I’ve had a lot of questions about what exactly a sensory processing disorder (SPD) is, and what it means for Maddy and our family. I’ll do my best to explain it to you, but keep in mind this is all new to me and I’m not an occupational therapist (OT). SPD is a neurological disorder (read: the way your brain is wired), that makes it difficult for an individual to process and respond to their 7 senses (visual, auditory, tactile, olfaction, gustatory, vestibular, and proprioception). Individuals with SPD can have
thousands tens of thousands of different presentations of the disorder, so I’m going to only specifically talk about how SPD is affecting Madeleine. It can take up to 10 therapy sessions for an OT to understand a child’s specific sensory needs, so I’ll describe it as best as we currently understand).
Our OT believes that Maddy has what they call low sensory registration. That means that she feels most comfortable and secure when she’s provided with additional sensory input (visually, auditory, proprioception, and vestibular).

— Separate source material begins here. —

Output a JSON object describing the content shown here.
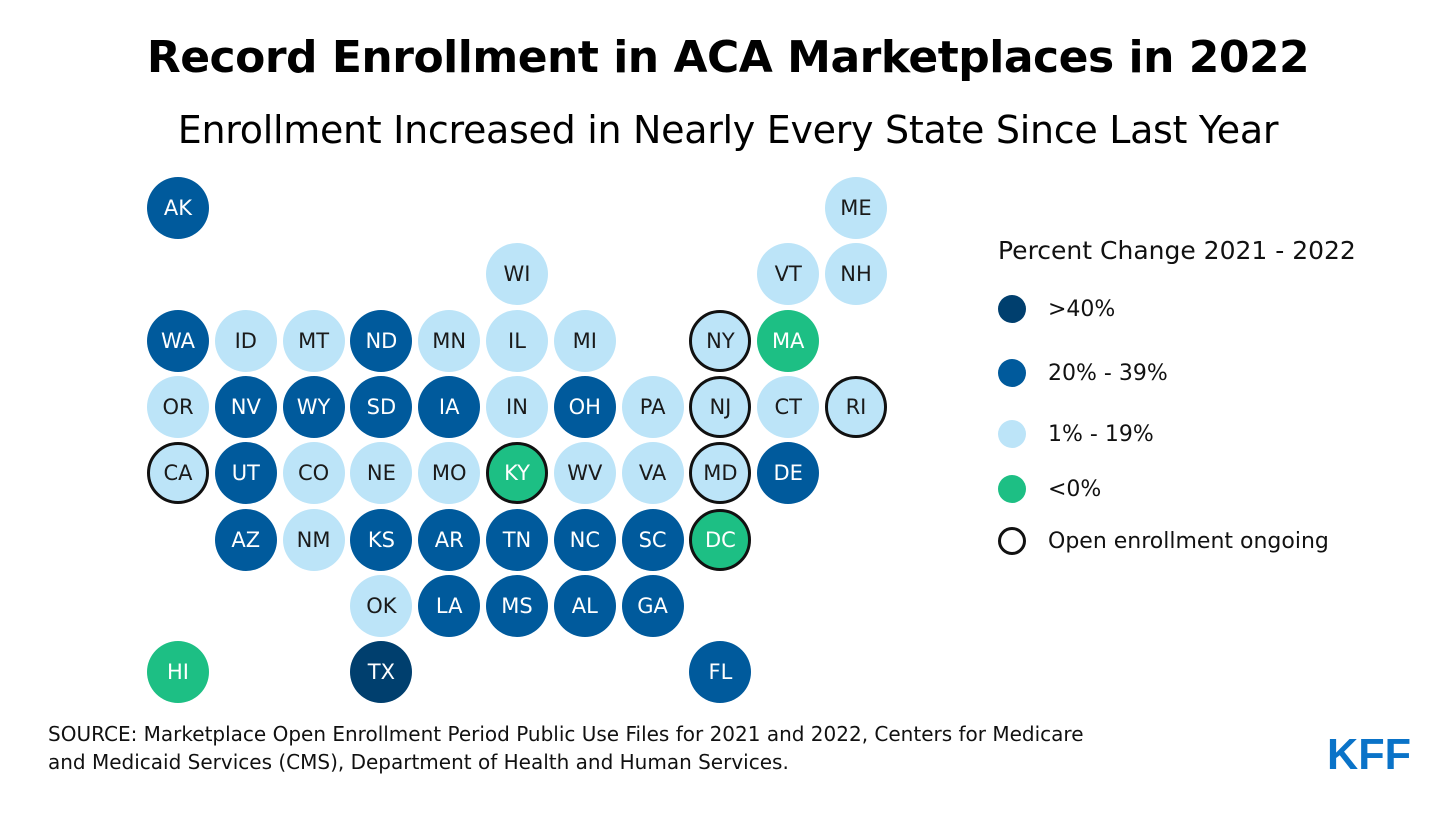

In other words, she does not feel those senses as strongly as you or I do.
So what does this mean? It means a lot. Briefly, it means that she has no sense of where her limbs are in space, or how she’s oriented in space relative to the ground. A perfect example of how this impacts development is crawling. For three months now, Maddy has been trying to get into the crawling position. Sometimes she’s able to, but more frequently, one of her legs gets caught. Since December, people have been saying to us, “She’ll be crawling any day now.” The thing is, we have never seen her try to crawl. If she managed to get into a crawling position, she would just cry and fall onto her belly. In three months, she’s made zero progress. If Maddy didn’t have SPD, she probably would have crawled by now. But think how scary it would be to try to crawl without having a sense of where you are.
Another example is her interactions with other babies. For awhile now, we’ve been calling Maddy a bully. She likes to push other kids around.
The OT explained to us that this is her trying to feel joint compression. She has to push hard, because unlike you and I she can’t feel it if she doesn’t. This is also the reason why the only way she plays with toys is by banging them together, and pushing them away from her, and why when we hold her, she pushes away from us.
In contrast, she also seems to have a hypersensitivity to tactile sensory input. She hates having things around her waist. We’ve stopped using cloth diapers, and putting pants on her, as these both seem to bother her immensely.
So what changes do Eric and I need to make? Well, we’ve already started making some. Maddy now gets two baths a day (yes, two a day folks!). Her first is immediately when she wakes in the morning. The second before we feed her dinner. The water provides resistance, which allows Maddy to “feel in her own body”. We also spin, throw, swing, and deep massage Maddy regularly throughout the day. Feeding has been an experiment these past few days. Sometimes she’ll eat if we hold and bounce her. And, super daddy came up with a great new technique based on this: laundry basket play.
Maddy loves this so much because she can feel and push against the four walls to orient her body. Eric has started feeding her in it too!
Maddy is still a tough baby to be at home with. She deteriorates as the day progresses. However, I’m sure as we start therapy, we will learn better techniques and I will continue to share our experiences with you.
This week I have been alternating between feelings of intense sadness and those of hope. Each day the feelings of hope take a stronger hold over the feelings of sadness. Does our baby girl have special needs? Yes, she does. But, you know what? We’ve got this.